Oncophyllum

Scientific classification
- Kingdom: Plantae
- Clade: Embryophytes
- Clade: Tracheophytes
- Clade: Spermatophytes
- Clade: Angiosperms
- Clade: Monocots
- Order: Asparagales
- Family: Orchidaceae
- Subfamily: Epidendroideae
- Tribe: Dendrobieae
- Subtribe: Oncophyllinae
- Genus: Oncophyllum Jones & Clements, 2001
- Species: 2 species: Onch. globuliforme Onch. minutissimum
- Synonyms: Bulbophyllum

= Oncophyllum =

Genus of orchids

Oncophyllum is a genus in the orchid family, Orchidaceae, consisting of only two small species endemic to Australia, and previously classified as being in Bulbophyllum.

== Description ==
This genus was first described in 2001 by D. L. Jones and M. A. Clements, and "... segregated from Bulbophyllum based on tiny pseudobulbs with a small internal cavity near the apex, a single tiny bract-like leaf on each pseudobulb, single-flowered inflorescence arising from the base of a pseudobulb and small flowers with a warty ovary."
They grow in many habitats ranging from very exposed to relatively sheltered.
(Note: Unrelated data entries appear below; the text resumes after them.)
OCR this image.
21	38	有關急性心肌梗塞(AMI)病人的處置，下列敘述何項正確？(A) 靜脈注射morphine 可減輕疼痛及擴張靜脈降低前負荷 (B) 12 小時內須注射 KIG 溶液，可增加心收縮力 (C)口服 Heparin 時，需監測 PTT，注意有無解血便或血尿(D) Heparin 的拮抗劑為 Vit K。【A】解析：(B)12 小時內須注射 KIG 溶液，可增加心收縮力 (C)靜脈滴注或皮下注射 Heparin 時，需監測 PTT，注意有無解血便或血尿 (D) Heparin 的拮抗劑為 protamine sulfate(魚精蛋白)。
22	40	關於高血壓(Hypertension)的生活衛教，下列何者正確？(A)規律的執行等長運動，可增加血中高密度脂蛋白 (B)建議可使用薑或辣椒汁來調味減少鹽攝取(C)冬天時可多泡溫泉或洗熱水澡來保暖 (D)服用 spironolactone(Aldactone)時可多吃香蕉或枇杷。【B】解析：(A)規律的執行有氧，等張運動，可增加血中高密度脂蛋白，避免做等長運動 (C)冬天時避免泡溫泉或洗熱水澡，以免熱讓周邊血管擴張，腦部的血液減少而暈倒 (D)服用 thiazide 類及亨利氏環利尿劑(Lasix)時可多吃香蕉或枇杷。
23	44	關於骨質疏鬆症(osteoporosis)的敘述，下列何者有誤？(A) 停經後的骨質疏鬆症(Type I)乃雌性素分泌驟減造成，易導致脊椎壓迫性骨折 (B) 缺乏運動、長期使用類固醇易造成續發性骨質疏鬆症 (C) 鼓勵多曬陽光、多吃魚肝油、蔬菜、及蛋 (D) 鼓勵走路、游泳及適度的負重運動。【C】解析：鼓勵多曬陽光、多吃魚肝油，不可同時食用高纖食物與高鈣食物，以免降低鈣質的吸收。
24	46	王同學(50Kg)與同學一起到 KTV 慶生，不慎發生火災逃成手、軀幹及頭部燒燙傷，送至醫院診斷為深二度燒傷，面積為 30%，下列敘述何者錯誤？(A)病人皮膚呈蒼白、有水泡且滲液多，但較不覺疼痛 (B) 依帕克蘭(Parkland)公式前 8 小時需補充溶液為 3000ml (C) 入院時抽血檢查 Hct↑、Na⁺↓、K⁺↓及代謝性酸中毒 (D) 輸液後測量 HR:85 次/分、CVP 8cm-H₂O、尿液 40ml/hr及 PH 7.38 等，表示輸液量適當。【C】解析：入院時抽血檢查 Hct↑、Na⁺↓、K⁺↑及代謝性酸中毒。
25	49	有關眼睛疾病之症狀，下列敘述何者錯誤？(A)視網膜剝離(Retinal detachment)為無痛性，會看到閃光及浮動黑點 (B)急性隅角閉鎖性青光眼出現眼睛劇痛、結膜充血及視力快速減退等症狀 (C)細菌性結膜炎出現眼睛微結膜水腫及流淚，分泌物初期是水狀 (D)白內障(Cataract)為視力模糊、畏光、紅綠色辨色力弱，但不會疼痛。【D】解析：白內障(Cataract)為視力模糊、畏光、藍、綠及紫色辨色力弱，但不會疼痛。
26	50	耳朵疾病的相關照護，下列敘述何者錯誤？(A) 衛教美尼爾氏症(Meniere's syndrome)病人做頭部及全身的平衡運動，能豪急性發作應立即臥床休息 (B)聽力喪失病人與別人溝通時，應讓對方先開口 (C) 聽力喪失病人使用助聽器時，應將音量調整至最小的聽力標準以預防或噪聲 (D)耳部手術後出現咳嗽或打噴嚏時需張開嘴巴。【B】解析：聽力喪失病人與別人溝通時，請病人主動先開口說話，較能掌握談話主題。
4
They are pollinated by insects and are fairly easy to cultivate on a hard slab with reasonably bright light, high humidity and good ventilation, and regular watering all year.

Type species: Bulbophyllum minutissimum F.Muell.

==Conservation status==
O. globuliforme is considered "vulnerable", but O. minutissimum is widely distributed and common in Queensland and New South Wales from the Blackdown Tableland to Bateman's Bay.